Elevating substandard school performance is not easy. Ironically, factors that least affect student achievement (e.g., tests, technology, money spent) are the factors most often debated. Hundreds of millions of dollars were spent to implement the No Child Left Behind Act of 2001, yet neither scores in reading nor mathematics improved significantly during the years that followed. Long-term improvement in student performance has never resulted from spending more money, as I previously pointed out (Glenn, 2014).

Researcher John Hattie at the University of Auckland, New Zealand, has identified factors that matter as far as student achievement is concerned (and factors that don’t matter). Regardless of the structure of schools or classes, almost without exception, the presence or use of any factor is positively related to school progress. In other words, if students have a pulse, they learn—regardless of school type, teaching methods, online or
on-campus instruction, and scores of other factors.

Analyzing data collected from 250,000 students, Hattie (2009) used effect size* to measure the influence of almost 200 factors, completing more than 800 meta-analyses. When including all factors, he found an average (mean) effect size of 0.4. Overall, students improved academically regardless of the activity, condition, or instruction; whether they attended small classes, multigrade classes, or single-gender classes; whether grouped based upon age or ability; whether schools used a year-round schedule or the traditional two-semester schedule—or whether enrolled in a public, private, or charter school.

Two factors were found that negatively affected student achievement: retention (–0.16) and student mobility (–0.34). In other words, the majority of students who repeated a grade fell further behind as did students whose families relocated excessively.

Following are selected factors Hattie examined and the corresponding effect size for each factor. The effect size of each of the factors below is less than the effect size of scores of other factors; in other words, many other factors influence student achievement significantly more than any of these factors (click figure to enlarge):



If these factors do not influence student performance, which factors do?

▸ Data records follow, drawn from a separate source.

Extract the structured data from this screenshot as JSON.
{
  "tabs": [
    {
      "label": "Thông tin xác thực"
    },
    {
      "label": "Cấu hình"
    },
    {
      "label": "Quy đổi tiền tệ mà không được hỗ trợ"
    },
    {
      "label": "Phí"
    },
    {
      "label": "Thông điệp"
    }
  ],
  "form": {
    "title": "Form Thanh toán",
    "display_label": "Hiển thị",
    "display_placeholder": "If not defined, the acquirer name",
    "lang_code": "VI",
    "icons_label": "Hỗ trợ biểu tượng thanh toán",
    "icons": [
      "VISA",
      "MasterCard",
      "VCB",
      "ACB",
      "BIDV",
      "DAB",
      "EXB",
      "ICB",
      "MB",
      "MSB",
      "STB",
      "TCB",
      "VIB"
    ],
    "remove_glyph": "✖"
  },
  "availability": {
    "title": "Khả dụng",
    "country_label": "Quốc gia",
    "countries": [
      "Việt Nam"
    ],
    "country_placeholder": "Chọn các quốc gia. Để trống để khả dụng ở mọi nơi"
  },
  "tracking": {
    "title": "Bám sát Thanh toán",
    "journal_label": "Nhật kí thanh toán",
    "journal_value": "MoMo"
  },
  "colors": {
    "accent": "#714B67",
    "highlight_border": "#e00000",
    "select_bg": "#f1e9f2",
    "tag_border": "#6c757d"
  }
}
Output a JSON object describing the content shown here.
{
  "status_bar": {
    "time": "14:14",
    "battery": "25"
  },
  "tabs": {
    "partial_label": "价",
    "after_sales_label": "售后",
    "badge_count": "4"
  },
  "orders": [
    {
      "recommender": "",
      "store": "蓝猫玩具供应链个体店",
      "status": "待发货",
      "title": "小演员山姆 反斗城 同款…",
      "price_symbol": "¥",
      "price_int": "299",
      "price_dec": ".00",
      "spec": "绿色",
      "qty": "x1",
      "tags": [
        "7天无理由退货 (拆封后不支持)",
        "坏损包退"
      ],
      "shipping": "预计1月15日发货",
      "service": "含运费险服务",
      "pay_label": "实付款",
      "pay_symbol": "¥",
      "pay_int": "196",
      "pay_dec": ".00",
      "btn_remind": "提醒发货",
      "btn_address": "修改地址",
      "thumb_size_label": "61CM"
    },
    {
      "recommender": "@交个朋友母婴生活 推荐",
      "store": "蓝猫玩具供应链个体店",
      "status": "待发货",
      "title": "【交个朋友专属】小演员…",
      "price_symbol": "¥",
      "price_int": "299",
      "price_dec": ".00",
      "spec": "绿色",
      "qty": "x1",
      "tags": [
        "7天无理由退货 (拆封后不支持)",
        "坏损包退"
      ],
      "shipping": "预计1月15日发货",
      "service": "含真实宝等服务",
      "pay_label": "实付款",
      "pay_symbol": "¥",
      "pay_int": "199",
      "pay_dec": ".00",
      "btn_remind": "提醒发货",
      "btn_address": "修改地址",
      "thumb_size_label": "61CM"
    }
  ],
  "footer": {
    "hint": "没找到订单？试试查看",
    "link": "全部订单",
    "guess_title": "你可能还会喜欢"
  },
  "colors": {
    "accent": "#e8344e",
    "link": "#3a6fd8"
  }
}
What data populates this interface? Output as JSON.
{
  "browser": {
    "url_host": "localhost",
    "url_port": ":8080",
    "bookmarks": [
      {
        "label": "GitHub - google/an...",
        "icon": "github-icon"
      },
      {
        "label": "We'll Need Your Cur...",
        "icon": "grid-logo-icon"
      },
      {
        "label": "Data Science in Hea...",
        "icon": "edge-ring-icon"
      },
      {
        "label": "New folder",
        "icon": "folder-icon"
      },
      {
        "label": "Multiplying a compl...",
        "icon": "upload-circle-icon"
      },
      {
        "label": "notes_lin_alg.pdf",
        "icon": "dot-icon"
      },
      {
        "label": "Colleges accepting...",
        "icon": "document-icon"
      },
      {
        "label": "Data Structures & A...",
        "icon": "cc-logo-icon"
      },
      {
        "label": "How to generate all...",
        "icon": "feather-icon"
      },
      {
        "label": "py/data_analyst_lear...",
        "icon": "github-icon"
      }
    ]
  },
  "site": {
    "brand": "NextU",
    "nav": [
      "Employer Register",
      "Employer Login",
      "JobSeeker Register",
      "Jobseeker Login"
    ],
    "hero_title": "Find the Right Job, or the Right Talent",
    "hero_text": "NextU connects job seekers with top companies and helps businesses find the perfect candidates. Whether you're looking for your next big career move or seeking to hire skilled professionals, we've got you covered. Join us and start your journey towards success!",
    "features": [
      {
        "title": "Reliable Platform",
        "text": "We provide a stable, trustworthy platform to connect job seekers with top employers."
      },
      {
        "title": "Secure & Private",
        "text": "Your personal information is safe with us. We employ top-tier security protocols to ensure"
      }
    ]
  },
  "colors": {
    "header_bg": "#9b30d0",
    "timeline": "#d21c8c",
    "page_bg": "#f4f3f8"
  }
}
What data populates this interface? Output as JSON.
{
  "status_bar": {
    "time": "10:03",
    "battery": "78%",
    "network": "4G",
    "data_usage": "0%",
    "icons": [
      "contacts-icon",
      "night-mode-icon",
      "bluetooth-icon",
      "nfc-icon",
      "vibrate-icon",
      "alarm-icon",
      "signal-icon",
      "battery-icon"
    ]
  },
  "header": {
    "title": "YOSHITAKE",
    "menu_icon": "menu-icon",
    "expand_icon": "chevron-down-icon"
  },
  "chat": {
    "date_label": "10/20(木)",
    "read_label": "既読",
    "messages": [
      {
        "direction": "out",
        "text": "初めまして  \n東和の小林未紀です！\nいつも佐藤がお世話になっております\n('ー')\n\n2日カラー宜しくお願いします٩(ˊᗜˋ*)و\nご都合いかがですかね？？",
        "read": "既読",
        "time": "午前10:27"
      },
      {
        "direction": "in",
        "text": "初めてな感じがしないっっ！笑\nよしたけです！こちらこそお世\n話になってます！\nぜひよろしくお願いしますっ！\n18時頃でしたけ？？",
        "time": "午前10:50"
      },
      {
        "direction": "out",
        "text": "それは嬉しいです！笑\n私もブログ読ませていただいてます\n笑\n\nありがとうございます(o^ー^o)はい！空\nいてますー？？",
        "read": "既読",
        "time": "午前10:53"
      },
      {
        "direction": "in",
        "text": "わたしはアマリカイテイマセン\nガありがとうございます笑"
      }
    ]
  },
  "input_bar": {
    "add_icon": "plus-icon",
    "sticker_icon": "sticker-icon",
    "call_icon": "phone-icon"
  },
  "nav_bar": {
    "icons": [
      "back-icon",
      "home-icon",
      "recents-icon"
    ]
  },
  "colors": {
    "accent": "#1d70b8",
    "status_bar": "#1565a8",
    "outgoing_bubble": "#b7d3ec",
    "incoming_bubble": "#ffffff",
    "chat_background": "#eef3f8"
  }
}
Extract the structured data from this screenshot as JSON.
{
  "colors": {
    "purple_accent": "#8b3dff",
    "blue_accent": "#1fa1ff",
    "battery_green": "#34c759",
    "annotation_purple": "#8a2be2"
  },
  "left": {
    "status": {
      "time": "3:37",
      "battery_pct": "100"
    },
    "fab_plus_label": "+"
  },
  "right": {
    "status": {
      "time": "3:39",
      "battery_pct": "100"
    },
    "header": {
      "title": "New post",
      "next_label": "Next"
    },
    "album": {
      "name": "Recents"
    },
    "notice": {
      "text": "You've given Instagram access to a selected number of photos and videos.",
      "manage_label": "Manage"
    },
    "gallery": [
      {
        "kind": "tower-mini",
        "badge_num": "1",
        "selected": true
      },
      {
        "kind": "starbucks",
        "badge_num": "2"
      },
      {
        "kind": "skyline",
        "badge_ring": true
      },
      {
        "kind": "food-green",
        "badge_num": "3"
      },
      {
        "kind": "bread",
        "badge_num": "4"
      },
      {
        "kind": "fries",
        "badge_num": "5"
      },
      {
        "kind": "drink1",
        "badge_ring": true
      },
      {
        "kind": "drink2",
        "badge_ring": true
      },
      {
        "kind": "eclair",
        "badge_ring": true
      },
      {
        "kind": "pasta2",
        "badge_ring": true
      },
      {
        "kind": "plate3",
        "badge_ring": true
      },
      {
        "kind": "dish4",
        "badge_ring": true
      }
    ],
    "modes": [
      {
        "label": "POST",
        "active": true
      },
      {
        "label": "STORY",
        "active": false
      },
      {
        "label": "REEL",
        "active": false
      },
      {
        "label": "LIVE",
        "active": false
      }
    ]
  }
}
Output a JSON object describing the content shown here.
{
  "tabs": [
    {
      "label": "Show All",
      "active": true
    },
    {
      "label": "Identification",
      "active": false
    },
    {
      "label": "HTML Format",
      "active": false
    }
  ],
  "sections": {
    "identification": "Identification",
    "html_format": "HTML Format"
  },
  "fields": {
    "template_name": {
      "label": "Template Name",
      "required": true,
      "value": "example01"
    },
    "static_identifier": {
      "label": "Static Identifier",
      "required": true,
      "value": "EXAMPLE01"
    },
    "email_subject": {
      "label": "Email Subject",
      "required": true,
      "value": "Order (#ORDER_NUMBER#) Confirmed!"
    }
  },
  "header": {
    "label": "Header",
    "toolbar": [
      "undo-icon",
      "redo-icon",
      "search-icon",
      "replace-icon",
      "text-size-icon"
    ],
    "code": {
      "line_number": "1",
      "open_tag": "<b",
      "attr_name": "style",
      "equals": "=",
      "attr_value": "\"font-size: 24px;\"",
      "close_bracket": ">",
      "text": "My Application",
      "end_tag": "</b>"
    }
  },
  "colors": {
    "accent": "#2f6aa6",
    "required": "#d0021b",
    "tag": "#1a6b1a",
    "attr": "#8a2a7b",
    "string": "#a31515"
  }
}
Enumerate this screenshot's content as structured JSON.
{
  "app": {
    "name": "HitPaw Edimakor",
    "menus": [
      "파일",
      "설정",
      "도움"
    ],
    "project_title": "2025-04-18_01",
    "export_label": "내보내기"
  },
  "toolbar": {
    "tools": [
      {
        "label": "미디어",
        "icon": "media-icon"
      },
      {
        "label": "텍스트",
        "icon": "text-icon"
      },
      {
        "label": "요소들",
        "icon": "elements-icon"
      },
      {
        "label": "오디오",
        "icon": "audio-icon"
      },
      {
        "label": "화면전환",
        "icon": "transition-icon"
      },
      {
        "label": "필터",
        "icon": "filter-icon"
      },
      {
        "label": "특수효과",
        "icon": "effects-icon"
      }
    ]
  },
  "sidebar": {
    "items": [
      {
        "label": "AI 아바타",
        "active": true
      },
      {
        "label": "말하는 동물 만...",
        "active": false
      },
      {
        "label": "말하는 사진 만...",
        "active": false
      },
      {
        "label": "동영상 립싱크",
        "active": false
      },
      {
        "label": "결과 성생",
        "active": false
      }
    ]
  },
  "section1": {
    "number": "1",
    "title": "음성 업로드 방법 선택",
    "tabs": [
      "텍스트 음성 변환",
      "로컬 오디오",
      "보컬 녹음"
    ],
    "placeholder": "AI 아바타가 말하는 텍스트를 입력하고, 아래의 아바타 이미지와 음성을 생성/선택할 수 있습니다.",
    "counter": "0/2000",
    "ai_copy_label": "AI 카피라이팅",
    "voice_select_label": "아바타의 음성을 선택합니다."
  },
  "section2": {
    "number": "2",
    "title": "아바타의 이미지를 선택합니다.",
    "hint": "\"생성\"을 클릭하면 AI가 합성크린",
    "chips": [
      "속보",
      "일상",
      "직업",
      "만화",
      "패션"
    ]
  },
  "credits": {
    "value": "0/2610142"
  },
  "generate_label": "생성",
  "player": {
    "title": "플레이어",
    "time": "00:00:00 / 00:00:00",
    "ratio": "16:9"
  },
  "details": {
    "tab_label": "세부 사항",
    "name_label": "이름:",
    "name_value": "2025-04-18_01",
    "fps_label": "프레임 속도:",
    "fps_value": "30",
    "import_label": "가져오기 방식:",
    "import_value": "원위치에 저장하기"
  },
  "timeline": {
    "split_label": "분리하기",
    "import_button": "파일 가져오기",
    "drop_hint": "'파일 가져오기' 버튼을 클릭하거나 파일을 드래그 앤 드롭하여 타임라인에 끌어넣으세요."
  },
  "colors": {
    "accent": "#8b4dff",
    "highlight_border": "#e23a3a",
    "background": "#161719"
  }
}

Hattie’s principal finding: More than any other factor, teachers matter. Teacher feedback (.73) and teacher-student relationships (.72), for example, are examples of large effect sizes, factors that significantly influence student achievement.

Hattie (2009) stated: “When students were asked about their best teachers, the common attributes were teachers who built relationships with students, teachers who helped students to have different and better strategies or processes to learn the subject, and teachers who demonstrated a willingness to explain material and help students with their work” (p. 108). It is worth noting that researchers have found that students do not associate their best teachers with factors such as requiring students to meet standards, complete homework assignments, pass skills tests, record satisfactory annual yearly progress, or value high course grades.


Cohen, J. (1977). Statistical power analysis for the behavioral sciences. New York: Routledge.

Glenn, H. (2014). Common Core: Another stairway to nowhere. See http://tinyurl.com/n9pymaw.

Hattie, J. (2009). Visible learning: A synthesis of over 800 meta-analyses relating to achievement. New York: Routledge.

—Hugh Glenn

*Effect size is used to quantify a (standardized) difference between groups. A large effect size of 1.0 (standard deviation) represents approximately one year of growth on a school achievement test. A small effect size (0.2 or 1/5 standard deviation) has been found for charter schools.